Traigo a colación este recuerdo histórico para contrastar lo que tenemos hoy día con esta pandemia, muy lejos del polvo de cantáridas y las sanguijuelas. El agente causal, el coronavirus denominado SARS-CoV-2, fue plenamente identificado desde el inicio y pasaron apenas unas cuantas semanas cuando ya tuvimos, a disposición de todo el mundo, el genoma completo del novedoso virus; los estudios epidemiológicos pudieron demostrar, también en muy poco tiempo, la utilidad del uso masivo del cubrebocas para atenuar la transmisión del patógeno, y lo más asombroso: en tiempo récord de unos cuantos meses pudieron lanzarse una variedad de vacunas gracias a las tecnologías que se venían desarrollando desde hace décadas. Admirable también ha sido lo que hemos aprendido durante este úlitmo año acerca del manejo clínico de los pacientes con versiones graves del covid-19, lo que ha permitido abatir los casos fatales. Los fallecimientos son muy lamentables, es cierto, y cada uno de ellos duele a la sociedad, pero habría que considerar también las muertes que han podido evitarse, un dato que por su naturaleza no podemos conocer a fondo.

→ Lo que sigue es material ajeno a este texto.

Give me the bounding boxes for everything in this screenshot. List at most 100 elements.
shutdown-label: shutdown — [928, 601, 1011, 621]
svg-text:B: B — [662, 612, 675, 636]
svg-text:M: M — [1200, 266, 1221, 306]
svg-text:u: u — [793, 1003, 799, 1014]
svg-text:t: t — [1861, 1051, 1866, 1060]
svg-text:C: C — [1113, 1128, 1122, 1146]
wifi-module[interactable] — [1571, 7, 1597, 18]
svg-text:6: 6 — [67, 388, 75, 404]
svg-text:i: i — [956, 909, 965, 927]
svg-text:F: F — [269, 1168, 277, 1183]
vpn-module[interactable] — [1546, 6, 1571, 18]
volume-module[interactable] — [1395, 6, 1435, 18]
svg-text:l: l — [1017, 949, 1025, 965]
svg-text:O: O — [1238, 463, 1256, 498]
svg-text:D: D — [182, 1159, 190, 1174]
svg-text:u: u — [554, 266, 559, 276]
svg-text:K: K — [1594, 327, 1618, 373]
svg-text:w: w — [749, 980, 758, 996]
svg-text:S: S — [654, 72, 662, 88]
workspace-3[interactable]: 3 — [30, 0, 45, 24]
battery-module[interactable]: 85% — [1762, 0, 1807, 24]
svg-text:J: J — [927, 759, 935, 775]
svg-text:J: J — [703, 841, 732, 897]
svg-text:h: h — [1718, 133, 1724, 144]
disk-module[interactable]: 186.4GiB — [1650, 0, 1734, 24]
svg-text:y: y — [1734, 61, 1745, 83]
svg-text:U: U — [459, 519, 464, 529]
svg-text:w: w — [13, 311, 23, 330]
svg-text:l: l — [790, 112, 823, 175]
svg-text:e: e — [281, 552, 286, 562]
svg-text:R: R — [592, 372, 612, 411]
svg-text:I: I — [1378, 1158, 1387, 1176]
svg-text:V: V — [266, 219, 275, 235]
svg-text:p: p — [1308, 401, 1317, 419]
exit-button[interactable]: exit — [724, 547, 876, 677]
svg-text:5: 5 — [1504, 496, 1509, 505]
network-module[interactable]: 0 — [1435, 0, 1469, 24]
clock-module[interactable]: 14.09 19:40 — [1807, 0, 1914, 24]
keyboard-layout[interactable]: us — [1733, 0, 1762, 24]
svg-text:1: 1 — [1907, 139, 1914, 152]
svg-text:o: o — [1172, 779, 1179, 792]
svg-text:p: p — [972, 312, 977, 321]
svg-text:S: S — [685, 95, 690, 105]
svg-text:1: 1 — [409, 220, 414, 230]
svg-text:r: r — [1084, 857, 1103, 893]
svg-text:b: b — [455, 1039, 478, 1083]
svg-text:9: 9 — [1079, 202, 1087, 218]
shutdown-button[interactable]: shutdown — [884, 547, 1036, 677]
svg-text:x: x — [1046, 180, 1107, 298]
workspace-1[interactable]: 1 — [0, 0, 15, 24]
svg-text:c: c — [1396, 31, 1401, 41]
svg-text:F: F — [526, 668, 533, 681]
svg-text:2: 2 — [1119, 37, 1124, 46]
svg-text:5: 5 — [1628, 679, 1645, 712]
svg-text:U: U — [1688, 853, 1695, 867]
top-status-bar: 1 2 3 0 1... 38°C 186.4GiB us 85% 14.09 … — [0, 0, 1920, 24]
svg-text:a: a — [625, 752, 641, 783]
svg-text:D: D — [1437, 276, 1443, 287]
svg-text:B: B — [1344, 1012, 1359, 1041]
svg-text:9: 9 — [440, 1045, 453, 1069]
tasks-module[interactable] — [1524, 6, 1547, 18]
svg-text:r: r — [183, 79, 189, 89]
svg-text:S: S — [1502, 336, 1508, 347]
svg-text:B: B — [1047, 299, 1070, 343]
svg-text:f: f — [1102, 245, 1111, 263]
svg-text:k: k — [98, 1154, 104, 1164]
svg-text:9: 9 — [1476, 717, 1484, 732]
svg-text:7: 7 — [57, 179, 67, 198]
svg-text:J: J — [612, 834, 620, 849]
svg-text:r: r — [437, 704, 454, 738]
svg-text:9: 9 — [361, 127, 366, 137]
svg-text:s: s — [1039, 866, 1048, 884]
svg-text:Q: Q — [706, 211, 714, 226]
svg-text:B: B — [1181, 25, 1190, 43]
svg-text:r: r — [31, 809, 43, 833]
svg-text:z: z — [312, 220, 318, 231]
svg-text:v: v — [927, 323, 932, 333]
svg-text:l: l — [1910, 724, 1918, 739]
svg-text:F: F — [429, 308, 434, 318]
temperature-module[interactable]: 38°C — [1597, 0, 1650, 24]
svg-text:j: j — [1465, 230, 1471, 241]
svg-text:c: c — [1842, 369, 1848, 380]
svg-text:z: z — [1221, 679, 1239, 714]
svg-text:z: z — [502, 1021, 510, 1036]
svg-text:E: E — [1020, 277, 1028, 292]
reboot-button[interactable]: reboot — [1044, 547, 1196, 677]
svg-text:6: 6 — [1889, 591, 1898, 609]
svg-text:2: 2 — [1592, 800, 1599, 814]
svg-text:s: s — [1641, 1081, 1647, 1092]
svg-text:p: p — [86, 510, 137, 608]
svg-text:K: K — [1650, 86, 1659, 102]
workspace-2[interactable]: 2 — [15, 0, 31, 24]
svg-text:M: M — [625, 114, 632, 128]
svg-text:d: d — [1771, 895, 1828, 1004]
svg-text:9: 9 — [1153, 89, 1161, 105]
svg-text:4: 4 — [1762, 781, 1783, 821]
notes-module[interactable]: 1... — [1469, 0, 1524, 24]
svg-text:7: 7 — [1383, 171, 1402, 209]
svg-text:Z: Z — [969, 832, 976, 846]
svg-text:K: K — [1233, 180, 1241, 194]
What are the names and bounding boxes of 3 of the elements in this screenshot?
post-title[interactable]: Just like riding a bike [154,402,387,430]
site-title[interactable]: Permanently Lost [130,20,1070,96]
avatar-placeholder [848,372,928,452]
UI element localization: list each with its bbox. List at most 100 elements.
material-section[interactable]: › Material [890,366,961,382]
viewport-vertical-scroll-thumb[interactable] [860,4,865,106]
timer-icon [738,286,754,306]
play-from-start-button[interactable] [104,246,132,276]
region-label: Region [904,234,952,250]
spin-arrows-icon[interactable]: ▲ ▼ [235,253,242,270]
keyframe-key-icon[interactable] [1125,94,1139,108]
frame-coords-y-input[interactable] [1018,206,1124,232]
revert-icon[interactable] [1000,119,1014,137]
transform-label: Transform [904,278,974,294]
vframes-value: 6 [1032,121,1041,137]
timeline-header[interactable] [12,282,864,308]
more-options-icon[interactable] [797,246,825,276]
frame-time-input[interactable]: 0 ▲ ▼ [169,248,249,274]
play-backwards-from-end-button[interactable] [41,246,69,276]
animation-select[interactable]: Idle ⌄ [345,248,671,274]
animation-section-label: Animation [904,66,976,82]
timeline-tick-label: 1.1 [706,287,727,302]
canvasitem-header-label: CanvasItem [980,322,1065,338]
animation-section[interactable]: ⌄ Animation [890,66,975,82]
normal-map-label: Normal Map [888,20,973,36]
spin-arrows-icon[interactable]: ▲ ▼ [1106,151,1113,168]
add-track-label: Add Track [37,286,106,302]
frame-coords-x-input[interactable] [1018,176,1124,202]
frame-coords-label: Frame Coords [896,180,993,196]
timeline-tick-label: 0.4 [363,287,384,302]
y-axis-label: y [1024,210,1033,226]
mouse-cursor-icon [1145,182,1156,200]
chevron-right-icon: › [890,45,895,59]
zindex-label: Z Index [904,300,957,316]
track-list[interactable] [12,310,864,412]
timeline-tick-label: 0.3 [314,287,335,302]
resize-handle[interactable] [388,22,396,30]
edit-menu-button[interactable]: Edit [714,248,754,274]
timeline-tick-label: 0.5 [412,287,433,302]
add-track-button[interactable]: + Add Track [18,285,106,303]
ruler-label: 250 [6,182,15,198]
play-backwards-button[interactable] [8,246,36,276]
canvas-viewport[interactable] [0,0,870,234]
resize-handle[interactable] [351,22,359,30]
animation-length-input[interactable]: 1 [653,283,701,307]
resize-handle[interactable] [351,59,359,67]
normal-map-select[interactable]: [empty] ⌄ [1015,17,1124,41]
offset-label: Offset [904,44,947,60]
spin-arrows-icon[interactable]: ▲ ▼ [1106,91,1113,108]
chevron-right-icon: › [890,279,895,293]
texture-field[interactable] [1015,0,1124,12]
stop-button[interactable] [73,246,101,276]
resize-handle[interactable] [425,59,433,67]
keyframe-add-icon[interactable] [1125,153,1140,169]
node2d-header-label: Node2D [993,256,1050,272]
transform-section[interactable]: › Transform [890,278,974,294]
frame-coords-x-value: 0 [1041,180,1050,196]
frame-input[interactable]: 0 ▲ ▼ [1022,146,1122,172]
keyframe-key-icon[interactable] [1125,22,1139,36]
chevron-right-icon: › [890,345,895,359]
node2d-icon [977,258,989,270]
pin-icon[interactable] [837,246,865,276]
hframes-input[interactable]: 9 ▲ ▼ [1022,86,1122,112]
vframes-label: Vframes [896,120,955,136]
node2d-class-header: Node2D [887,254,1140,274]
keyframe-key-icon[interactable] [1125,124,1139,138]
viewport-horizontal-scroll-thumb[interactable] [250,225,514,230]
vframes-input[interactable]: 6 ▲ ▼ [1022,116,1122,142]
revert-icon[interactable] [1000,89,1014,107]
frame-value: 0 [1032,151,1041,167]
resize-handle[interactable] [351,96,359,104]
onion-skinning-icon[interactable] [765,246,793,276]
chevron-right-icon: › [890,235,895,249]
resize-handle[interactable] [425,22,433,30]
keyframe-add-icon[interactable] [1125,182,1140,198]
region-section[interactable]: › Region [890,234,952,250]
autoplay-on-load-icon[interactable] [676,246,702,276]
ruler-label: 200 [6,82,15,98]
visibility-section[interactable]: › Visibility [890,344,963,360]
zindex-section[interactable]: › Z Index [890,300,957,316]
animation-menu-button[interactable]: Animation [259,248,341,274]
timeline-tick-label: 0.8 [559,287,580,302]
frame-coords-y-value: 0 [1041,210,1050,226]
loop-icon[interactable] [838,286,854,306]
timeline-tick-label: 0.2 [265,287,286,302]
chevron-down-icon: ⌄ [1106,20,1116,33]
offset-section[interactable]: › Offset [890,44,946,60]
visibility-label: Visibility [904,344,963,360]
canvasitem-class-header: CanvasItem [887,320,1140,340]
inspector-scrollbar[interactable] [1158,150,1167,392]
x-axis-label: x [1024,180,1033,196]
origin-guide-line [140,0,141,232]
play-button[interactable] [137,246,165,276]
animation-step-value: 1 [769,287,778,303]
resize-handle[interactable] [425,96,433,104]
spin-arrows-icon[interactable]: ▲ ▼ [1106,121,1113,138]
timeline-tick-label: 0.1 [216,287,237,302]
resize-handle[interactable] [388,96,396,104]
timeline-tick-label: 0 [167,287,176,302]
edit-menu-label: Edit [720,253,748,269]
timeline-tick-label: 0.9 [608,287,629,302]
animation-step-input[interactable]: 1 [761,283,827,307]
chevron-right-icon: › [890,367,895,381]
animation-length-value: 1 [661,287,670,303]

Tenemos por delante los meses invernales y sabemos que el comportamiento estacional de las infecciones respiratorias —el covid-19, por supuesto, pero también otras infecciones virales como la influenza y la gripe común— volverá a provocar un aumento de casos. Pero también hay que ver que, por otro lado, alrededor de 2 millones de oaxaqueños, más de la mitad de la población total del estado, ya han sido vacunados con al menos una dosis, lo que permite que nos sintamos cada vez más protegidos.
“Hemos pasado una larga y tenebrosa noche”, se leía en el periódico El Día en diciembre de 1833, antes de felicitar a los oaxaqueños “por la desaparición de las plagas que los agobiaran”. Del mismo modo, hay que pensar que pronto nosotros mismos pasaremos esta larga y tenebrosa noche de la pandemia que nos ha tocado vivir. Pensar que, pese a todo, se avecina el día.